Follow-up after treatment for parathyroid cancer
Parathyroid cancer behaves differently in each person, and a standard follow-up schedule would not work for everyone. People with parathyroid cancer should talk to their doctor about a follow-up plan that suits their individual situation. Follow-up care is often shared among the cancer specialists (oncologists) and the family doctor.

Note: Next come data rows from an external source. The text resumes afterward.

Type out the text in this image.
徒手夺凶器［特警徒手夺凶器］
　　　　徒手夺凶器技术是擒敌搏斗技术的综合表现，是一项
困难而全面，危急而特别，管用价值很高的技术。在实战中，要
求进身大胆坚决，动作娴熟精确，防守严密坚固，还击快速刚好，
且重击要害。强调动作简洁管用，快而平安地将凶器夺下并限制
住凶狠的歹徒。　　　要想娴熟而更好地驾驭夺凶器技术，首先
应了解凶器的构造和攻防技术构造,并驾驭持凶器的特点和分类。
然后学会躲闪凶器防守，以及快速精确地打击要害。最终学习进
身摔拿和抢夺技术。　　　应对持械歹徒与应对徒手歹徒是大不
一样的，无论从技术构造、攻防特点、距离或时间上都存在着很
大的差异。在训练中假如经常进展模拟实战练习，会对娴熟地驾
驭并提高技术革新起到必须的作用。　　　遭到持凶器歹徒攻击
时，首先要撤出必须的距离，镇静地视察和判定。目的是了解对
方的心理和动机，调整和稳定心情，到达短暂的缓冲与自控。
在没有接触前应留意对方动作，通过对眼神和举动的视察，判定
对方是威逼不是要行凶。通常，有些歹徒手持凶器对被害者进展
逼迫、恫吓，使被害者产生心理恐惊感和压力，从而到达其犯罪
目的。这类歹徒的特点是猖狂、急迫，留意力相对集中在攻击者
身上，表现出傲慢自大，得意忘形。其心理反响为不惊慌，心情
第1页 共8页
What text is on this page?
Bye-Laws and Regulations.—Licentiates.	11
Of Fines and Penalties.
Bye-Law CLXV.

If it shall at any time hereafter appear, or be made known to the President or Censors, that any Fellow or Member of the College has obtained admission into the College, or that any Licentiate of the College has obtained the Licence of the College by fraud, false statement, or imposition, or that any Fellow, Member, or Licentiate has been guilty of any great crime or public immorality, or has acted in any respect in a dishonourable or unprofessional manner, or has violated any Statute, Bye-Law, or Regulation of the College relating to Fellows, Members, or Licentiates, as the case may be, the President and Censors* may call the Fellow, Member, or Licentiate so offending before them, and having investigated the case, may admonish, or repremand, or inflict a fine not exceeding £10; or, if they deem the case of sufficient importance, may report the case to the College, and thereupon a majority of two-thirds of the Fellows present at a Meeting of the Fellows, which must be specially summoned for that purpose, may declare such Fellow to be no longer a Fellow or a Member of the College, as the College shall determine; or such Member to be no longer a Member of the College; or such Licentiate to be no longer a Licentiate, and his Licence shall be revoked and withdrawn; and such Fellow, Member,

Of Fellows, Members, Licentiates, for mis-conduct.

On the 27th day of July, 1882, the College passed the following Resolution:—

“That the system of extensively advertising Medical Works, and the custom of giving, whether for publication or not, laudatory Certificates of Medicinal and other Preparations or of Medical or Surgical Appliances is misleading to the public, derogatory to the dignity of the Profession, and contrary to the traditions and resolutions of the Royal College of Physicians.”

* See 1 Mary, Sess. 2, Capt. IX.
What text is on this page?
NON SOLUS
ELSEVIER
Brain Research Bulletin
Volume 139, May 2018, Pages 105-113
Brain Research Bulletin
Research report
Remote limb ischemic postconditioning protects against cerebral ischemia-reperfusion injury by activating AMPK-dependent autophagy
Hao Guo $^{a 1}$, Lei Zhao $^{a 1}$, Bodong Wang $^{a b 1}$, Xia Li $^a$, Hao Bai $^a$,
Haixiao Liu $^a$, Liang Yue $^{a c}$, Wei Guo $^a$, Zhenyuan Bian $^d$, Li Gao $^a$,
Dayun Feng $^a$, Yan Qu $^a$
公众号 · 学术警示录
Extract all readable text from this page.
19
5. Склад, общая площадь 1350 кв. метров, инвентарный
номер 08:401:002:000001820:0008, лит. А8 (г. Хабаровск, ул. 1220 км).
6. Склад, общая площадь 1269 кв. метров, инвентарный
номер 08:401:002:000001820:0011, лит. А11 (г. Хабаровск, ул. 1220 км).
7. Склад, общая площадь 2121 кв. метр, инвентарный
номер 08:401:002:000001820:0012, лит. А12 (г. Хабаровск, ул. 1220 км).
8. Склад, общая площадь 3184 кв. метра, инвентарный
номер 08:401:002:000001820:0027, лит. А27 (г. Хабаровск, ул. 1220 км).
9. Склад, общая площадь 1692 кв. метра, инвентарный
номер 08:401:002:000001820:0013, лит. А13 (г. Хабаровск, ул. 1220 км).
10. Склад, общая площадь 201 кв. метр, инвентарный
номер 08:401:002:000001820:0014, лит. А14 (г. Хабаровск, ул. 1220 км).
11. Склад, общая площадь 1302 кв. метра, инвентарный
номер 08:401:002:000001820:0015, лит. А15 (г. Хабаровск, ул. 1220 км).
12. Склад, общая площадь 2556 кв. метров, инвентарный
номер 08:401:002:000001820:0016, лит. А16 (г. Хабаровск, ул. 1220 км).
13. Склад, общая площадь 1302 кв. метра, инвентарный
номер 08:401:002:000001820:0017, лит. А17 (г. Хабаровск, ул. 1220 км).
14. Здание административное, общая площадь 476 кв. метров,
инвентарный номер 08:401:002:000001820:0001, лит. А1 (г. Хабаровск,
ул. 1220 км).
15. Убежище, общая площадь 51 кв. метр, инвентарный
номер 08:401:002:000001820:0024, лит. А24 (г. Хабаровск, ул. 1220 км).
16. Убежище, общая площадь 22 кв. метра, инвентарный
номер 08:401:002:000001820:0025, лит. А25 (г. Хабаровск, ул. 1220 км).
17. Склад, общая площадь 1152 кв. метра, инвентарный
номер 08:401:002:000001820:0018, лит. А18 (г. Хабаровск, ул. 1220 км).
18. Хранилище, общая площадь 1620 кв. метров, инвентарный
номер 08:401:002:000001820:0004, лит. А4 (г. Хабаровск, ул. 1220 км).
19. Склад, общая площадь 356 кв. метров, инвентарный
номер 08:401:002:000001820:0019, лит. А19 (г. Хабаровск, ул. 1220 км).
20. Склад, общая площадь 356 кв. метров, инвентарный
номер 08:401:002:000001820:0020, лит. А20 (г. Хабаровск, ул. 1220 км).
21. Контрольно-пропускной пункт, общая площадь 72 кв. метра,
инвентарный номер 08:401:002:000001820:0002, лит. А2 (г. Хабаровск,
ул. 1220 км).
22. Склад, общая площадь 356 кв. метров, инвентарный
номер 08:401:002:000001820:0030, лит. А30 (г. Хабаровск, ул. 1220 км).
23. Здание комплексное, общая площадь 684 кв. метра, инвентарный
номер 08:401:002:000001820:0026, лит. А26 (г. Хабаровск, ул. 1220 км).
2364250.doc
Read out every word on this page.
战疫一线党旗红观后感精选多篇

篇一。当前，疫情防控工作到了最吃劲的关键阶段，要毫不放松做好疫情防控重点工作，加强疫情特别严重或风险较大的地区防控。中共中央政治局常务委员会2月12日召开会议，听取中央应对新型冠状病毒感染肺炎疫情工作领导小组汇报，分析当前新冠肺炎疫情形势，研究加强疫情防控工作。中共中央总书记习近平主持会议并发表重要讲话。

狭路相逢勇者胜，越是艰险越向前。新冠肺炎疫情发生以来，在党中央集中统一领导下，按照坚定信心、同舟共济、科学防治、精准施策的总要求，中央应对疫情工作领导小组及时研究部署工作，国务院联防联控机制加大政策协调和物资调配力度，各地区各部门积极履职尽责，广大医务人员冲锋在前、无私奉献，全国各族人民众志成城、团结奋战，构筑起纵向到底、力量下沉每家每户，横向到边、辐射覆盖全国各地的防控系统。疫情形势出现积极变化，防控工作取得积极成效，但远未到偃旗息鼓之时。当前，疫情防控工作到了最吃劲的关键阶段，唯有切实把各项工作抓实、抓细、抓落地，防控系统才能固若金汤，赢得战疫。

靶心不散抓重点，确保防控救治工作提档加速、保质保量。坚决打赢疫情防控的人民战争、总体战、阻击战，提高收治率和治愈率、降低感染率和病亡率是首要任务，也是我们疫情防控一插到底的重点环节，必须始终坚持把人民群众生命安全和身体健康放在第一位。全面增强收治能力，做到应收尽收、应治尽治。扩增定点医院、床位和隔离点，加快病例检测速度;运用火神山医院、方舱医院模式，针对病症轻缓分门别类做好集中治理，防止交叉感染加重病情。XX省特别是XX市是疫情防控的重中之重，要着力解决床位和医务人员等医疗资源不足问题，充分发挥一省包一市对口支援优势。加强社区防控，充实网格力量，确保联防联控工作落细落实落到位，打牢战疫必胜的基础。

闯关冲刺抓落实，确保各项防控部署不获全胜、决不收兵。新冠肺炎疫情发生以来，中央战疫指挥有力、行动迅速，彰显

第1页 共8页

After treatment has ended, new symptoms and symptoms that don’t go away should be reported to the doctor without waiting for the next scheduled appointment. These may include:
- muscle weakness
- increased thirst
- frequent and increased urination
- nausea and vomiting
- bone pain
- bone fractures
- lump in the neck that can be felt
- change in the voice (such as hoarseness)
The chance of parathyroid cancer recurring is greatest within 5 years, so close follow-up is needed during this time. However, parathyroid cancer can recur at any time.
Follow-up after parathyroid cancer treatment varies. Follow-up visits are usually scheduled at regular intervals. The frequency of follow-up visits may decrease as time goes by, but regular follow-up will be done for the rest of the person’s life.
During a follow-up visit, the doctor usually asks questions about the side effects of treatment, new symptoms and how the person is coping. The doctor may do a complete physical examination, including:
- feeling the neck for firm or enlarged lymph nodes
Tests may be ordered as part of follow-up or if the doctor suspects the cancer has come back (has recurred).
- Blood tests are done to measure:
- parathyroid hormone (PTH) levels
- blood calcium and vitamin D levels
- Ultrasound of the neck is done to:
- assess the neck and surrounding lymph nodes
- check if the tumour has spread to nearby tissues
- Scans are done to identify local or distant spread of the tumour:
- sestamibi scan
- CT scan
If a recurrence is found during follow-up, the oncology team will assess the person with cancer to determine the best treatment options.